Abstract P113: Hypothermia Improves Survival When Added to Extracorporeal Membrane Oxygenation Resuscitation after Asphyxial Cardiac Arrest in Rats
Background The use of emergency ECMO (eECMO) as a resuscitative measure during or after manual cardiopulmonary resuscitation demonstrates promising improvements in survival in preliminary clinical and experimental reports. However, hypothermia is only rarely used clinically with the initiation of eECMO. Because the benefits of hypothermia are uncertain when used with eECMO we sought to evaluate the effect of different temperatures on neurological outcome when used with eECMO resuscitation in an asphyxial cardiac arrest model in rats.
Methods Twenty-one rats were studied in three groups: normothermia group (group 1, n=7), mild hypothermia group (group 2, n=8) and moderate hypothermia group (group 3, n=6).
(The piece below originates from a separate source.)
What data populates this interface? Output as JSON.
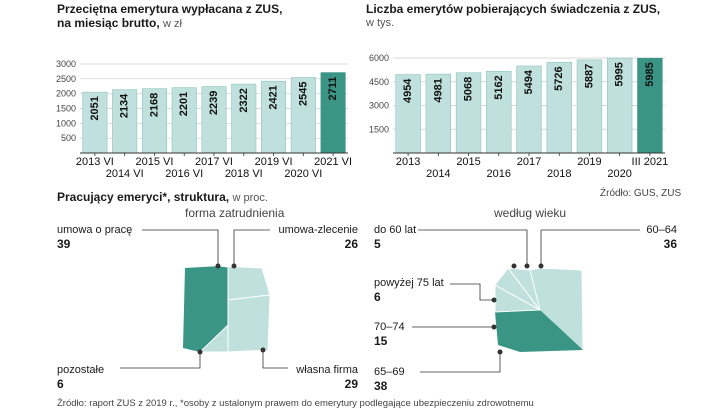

After 8 min of normothermic asphyxial cardiac arrest induced by vecuronium, rats were resuscitated with eECMO at 37°C in group 1, 34°C in group 2 and 30°C in group 3 for one hour. During this initial hour full cardiac output eECMO was run for ~10 min to get ROSC, then flow was decreased gradually to ~½ cardiac output gradually by 40 min, then maintained at ½ cardiac output for 20 min. During the second hour ECMO was discontinued and ventilatory support was provided (37°C for group 1; 34°C for groups 2; from 30°C gradually up to 34°C in 1 h for group 3). After weaning off ventilation, 6 hours temperature control was maintained at 37°C for group 1, 34°C for groups 2 and 3. Survival, Overall Performance Category (OPC, 1=normal, 5=death) and Neurologic Deficit Score (NDS, 0 –10%=normal, 100%=death) were assessed at 72 h post arrest.
Results All rats in three groups achieved ROSC with eECMO. In the normothermic group 1, 0/7 rats survived to 72 h, while 5/8 and 5/6 rats survived in the hypothermia groups 2 and 3 respectively (P<0.05). OPC was best in group 3 (2.2±1.6) compared with group 1 (5±0, P<0.05) and group 2 (3.3±1.7, P=0.051). Likewise NDS was best in group 3 (25±37), intermediate in group 2 (50±43), and poorest in group 1 (100±0) (Group 1 versus Groups 2&3, P<0.05).
Conclusions The addition of hypothermia to eECMO resuscitation significantly improved survival compared with normothermic eECMO which is currently a commonly practiced method. Moderate hypothermia may prove more beneficial than mild hypothermia but the optimal temperature strategy remains to be fully determined.